Christians must be generous to those with whom we disagree
If you’re not familiar with his body of work you really should be. Here’s how he’s described on wikipedia:
Bart Denton Ehrman (/bɑːrt
Educated in evangelical institutions (Moody Bible Institute and Wheaton College) prior to graduate work at Princeton Theological Seminary, Ehrman has become a public intellectual whose work is critical of the received tradition.
He has been described as a terror to innocent evangelical undergraduates at UNC Chapel Hill. He tears at the shallow foundations of their received belief. His ‘radical’ and revisionist approach is part of his charm and much of his career. Iconoclasts always stand out.
At the same time he’s a nice guy.
We had a wonderful talk.
I mentioned that my wife is an Carolina alum and acquires in the area of Biblical studies. He asked when she graduated and how she got into publishing.
He seemed genuinely interested.
Then he said, “your [that is IVPs] academic books are your best ones.” It’s not a compliment precisely but it’s nice to know that he sees at least some marginal value in our publishing work.

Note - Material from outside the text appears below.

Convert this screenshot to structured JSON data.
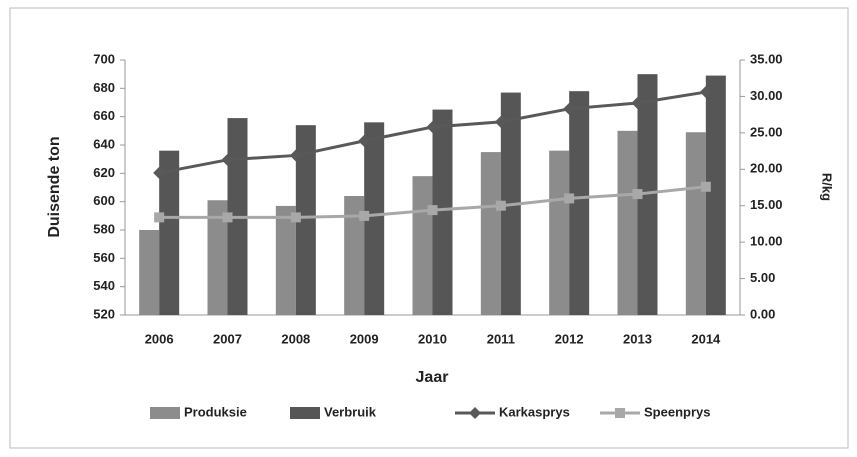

It’s also not surprising that our books that posit Jesus as an object faith wouldn’t really be his thing.
By introducing myself to him and telling him that I value his work I wanted to extend a welcome to someone whose views are sharply different from my own.
The truth is, however, that without the challenge of scholar like Ehrman my own evangelical faith can easily become shallow and vapid, devoid of any serious intellectual content. One need only look at the best-selling Christian books to see this reality come to bear.